Our participants are called so because they are actively engaged in meeting their own needs.  Participants earn minimum wage in store credit an hour and can earn up to twenty hours a month.  With that, they can choose what food they will put on their table or even which table they are going to put in their home. They provide what they need by their own efforts.  That’s something that many are robbed of in most poverty alleviation efforts.  Though done with the best of intentions, when one in need is handed something without any costs, week after week, it is unintentionally communicated that they have nothing to offer.  We have found that free is actually costly.  It demands the recipient pay with dignity.  We fight poverty with dignity.    

Our participants are meeting their needs.  Their spirit is refreshed as they do so.

We also work with many people who may never find work outside of Salt & Light.  Disabilities limit their job choices.  They don’t lack resources as much as they lack purpose, yet another form of poverty.  Salt & Light meets this need as well.  You can see it in the eyes of “the least of these” when they proudly say, “I work for Salt & Light!”

Salt & Light is a community. 

When you walk into our store, you might not see at first glance that we are more than a store.  But if you listen, you might hear it:  “This is my home away from home.” 

I’ve never heard, “This is my happy place…” at a big box retail store.  Here at Salt & Light, if I’ve heard it once, I’ve heard it a thousand times – “this is my family.”  This truly is a place where community happens and not just for our participants.  Customers, donors, staff, and volunteers have found this place to be their place.  Why?  At our core, if we are anything, we are relational. 

We have found that lasting change happens at the relational level.  According to Dr. Thomas Sowell, isolation is a major contributing factor to the poverty problem.  People in poverty lack strong social networks and/or they don’t have the same access to knowledge or methodologies that other “successful” groups have.  Doing life together opens up a new world with new possibilities. 

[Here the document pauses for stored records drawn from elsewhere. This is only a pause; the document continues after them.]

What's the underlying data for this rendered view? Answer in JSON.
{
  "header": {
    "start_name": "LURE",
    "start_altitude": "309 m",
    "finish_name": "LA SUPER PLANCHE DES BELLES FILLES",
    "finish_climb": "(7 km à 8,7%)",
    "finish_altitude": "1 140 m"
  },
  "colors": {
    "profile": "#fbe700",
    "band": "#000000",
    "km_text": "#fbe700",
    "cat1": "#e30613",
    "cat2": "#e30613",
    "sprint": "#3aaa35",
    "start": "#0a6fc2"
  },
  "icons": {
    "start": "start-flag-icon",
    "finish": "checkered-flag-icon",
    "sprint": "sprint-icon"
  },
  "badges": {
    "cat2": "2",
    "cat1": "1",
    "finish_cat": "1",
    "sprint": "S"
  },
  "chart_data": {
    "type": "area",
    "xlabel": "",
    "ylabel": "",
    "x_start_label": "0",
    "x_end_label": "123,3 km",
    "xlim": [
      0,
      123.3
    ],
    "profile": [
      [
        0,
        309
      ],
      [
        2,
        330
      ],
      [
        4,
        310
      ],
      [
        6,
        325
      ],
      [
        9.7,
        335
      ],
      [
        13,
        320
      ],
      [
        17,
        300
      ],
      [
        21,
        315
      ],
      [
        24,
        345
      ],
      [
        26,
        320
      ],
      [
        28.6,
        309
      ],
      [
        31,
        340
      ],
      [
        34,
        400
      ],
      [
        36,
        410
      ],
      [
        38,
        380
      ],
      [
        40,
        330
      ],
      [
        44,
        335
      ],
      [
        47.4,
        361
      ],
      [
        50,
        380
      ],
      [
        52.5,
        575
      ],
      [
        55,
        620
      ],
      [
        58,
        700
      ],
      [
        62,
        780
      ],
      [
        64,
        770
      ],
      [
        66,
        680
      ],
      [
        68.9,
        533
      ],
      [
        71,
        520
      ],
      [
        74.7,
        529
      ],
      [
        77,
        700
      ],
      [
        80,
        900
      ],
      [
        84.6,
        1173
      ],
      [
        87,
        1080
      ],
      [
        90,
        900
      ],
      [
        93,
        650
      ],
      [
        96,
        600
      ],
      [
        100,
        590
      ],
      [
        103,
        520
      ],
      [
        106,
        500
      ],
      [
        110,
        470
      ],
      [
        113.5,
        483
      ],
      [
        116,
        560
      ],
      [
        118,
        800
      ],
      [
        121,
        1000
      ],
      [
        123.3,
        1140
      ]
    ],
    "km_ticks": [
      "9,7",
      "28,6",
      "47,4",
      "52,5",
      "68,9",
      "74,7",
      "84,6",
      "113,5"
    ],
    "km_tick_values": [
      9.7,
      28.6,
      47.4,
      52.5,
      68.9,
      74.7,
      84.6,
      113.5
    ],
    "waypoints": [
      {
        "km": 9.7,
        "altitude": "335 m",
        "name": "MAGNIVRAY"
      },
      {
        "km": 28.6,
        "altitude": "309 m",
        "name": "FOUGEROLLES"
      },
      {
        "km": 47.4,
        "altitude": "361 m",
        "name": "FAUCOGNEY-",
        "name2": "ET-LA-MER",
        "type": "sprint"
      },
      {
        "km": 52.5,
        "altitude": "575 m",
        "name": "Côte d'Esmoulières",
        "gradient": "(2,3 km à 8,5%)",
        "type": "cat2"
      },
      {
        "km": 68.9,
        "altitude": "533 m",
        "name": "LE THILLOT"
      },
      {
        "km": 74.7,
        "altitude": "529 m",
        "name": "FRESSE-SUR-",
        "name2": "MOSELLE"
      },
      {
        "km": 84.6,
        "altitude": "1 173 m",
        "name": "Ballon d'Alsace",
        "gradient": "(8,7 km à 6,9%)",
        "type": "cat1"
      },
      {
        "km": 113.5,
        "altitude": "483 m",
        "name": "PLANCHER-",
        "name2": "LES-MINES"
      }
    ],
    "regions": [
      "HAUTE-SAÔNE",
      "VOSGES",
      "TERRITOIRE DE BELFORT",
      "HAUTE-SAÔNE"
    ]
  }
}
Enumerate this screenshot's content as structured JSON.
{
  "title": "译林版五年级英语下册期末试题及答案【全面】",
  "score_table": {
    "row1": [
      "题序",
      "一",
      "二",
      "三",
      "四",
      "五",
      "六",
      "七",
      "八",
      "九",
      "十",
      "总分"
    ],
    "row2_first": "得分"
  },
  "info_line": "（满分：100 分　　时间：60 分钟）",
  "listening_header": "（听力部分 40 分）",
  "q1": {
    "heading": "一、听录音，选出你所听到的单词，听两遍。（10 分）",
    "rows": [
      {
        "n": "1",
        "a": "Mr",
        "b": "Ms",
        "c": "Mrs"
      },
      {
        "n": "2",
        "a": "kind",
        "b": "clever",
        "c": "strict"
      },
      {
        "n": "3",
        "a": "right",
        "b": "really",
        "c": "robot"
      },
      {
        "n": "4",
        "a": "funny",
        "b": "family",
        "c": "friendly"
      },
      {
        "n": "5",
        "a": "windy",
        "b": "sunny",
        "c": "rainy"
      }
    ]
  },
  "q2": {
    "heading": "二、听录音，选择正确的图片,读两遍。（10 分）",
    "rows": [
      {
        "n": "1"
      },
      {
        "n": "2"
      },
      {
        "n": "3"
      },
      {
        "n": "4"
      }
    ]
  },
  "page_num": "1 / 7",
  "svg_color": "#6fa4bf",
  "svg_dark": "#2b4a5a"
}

More simple than that, people are more open to helping a friend than they are a stranger.  You might not cross a street for a stranger…you’ll move mountains for a friend.  And, yes, even a struggling person needs to trust the one who is trying to help.  A cold handout won’t change the world.  Love will.  We are relational.   

And that’s what makes this place unique. 

Jesus said it: “By this everyone will know you are my disciples if you love one another.”  You can’t buy that in a store. He can’t merchandise that. You can’t even teach that in customer service. And that’s why we are not just a store.  We are Salt & Light.